Github user stevedlawrence commented on the issue:
https://github.com/apache/nifi/pull/3130
Actually, I should probably add a little more clarification.
It is correct to say that Daffodil could be considered a transformation
capability, but I'm not sure it could really be seen as an alternative to Jolt
specifically.
One could definitely write a DFDL schema to describe and parse JSON data,
similar to what Jolt can do, but the resulting infoset would just be JSON that
is probably more generic and less useful that what Jolt would create. Daffodil
does not have the same transformational capabilities that Jolt has (e.g.
filtering, sorting, reordering). It really just takes a data format that is not
natively supported and transforms it to a logically similar representation in a
natively supported format (i.e. XML/JSON). If your data is already in something
like XML or JSON, it doesn't really make sense to use Daffodil.

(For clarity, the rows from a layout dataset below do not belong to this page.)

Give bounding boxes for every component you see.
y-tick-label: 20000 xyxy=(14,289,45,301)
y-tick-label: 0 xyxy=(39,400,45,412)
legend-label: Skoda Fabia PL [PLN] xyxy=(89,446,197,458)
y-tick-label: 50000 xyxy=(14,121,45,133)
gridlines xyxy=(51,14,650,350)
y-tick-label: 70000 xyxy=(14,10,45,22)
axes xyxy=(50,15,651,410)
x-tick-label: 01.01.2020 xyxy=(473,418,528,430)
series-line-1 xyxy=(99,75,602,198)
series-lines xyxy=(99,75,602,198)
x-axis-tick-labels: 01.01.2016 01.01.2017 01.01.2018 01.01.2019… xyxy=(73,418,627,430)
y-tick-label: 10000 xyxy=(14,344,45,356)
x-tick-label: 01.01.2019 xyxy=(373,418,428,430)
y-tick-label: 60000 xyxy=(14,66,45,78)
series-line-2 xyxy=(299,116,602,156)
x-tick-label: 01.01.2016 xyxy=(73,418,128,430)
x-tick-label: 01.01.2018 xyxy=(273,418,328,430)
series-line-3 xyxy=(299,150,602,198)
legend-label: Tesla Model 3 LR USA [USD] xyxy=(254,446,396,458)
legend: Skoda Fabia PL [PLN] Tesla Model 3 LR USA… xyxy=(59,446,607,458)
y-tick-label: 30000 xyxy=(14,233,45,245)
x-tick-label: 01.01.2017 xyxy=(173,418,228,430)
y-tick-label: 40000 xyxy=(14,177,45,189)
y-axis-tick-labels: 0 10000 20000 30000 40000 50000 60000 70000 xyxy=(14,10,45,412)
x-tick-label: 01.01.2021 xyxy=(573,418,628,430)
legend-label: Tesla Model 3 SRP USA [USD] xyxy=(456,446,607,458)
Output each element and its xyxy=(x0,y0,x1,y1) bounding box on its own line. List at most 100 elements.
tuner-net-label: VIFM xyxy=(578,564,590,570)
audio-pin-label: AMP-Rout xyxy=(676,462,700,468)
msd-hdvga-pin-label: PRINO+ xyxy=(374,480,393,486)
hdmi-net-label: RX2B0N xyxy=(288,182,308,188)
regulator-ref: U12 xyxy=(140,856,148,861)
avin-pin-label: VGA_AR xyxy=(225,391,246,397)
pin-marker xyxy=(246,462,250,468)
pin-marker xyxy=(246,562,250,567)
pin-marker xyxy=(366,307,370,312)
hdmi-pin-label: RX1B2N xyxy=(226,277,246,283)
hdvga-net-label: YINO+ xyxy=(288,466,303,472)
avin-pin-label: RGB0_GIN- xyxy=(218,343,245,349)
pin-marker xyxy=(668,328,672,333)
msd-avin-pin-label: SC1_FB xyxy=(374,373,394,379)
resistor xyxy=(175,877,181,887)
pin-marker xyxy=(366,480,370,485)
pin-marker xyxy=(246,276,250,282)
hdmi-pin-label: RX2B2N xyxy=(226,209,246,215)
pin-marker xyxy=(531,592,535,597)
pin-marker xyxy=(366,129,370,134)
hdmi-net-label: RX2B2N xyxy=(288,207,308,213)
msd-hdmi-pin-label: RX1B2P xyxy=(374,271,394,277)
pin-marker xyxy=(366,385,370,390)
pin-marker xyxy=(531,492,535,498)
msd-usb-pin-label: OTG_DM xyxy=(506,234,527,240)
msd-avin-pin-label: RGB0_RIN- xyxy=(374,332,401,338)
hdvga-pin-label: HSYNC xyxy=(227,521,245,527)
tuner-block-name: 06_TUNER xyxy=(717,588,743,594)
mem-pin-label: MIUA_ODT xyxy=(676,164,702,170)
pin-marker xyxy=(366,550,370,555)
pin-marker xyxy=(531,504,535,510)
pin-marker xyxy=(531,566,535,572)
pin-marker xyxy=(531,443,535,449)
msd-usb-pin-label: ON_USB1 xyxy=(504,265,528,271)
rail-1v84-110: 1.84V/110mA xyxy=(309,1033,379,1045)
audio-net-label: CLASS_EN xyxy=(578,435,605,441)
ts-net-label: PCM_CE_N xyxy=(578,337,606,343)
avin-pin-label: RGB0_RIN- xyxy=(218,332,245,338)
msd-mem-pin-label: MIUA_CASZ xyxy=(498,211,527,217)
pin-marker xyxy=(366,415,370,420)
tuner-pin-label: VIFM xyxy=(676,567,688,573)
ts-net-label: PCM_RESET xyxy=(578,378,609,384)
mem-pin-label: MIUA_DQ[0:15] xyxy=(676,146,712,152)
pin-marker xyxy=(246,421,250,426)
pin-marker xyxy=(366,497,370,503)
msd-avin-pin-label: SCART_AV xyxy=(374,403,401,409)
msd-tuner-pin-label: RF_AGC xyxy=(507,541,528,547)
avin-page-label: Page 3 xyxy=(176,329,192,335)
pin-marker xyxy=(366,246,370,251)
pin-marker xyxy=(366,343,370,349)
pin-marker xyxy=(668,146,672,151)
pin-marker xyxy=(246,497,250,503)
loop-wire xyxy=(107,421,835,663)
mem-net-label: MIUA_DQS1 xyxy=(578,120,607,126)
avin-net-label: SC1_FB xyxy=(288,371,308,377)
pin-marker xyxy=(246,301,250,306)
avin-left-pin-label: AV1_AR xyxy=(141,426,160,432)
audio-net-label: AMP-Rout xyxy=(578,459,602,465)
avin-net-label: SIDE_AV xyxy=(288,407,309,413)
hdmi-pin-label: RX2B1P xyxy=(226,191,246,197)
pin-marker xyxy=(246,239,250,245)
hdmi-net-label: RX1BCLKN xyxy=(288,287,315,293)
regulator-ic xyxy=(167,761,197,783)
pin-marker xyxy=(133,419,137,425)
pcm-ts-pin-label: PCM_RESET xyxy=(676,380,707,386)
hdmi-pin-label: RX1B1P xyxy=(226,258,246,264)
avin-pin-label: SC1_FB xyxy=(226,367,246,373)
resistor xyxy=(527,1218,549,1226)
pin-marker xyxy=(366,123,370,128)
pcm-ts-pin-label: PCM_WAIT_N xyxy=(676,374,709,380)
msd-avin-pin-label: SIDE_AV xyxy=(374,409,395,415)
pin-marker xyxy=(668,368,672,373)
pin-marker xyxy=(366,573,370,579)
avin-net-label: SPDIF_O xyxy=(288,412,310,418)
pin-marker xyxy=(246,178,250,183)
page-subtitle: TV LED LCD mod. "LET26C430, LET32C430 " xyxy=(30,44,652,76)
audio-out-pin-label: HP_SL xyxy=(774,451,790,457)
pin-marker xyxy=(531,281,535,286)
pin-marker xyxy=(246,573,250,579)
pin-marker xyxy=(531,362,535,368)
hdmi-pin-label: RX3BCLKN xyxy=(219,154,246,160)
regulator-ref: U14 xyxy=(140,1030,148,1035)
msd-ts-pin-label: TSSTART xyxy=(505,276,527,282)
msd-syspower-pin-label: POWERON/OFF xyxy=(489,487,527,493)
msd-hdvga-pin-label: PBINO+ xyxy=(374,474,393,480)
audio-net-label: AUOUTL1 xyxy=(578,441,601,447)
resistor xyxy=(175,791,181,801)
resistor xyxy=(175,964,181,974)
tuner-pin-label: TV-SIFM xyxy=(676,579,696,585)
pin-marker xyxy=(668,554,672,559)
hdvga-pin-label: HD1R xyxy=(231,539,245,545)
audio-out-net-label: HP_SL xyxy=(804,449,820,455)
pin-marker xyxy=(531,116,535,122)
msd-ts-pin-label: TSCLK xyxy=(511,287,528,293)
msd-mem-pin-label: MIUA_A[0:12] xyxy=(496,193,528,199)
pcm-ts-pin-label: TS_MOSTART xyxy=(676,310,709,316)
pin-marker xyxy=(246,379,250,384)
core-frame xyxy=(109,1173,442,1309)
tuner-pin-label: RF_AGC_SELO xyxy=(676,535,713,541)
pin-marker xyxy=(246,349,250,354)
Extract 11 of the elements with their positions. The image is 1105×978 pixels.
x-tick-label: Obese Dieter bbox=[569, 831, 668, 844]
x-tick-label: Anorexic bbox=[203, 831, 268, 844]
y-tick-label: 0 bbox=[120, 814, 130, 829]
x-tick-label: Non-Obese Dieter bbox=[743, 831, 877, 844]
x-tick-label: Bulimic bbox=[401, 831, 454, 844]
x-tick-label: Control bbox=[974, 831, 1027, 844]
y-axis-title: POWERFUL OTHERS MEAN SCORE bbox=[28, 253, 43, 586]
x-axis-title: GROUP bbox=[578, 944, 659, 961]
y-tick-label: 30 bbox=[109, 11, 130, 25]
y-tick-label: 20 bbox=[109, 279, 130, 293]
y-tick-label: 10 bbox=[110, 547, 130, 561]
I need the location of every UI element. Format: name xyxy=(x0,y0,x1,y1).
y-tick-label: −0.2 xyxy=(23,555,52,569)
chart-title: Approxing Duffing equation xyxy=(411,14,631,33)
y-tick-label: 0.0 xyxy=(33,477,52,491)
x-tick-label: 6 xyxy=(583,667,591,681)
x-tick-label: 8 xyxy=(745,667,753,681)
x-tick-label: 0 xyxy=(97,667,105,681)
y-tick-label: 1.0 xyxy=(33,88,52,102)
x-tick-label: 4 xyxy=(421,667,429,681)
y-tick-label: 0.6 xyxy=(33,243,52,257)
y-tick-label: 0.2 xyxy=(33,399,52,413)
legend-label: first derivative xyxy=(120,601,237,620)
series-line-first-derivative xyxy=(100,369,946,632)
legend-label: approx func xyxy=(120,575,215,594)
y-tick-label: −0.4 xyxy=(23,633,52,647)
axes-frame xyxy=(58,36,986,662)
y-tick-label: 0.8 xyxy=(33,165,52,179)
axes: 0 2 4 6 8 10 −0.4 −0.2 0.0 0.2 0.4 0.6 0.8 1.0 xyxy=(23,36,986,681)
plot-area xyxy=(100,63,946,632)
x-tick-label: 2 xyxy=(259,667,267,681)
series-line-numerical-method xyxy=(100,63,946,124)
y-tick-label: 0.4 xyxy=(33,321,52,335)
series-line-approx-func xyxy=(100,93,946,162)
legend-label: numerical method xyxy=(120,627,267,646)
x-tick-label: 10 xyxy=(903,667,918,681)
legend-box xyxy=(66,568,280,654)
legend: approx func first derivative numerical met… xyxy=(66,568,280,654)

So for example, you might take PCAP data, like in the above template, and
feed it through Daffodill to transform it to JSON. But there might be
extraneous data that Daffodil parsed that you don't need or care about. So you
might then feed that JSON through Jolt to to transform it to something that has
only the fields you care about, or is reordered/renamed to be something more
useful to ones usecase.
So this isn't something that could be viewed as an alternative to Jolt, but
more like something that could be used in conjunction with Jolt to allow one to
transform JSON data that wasn't originally JSON.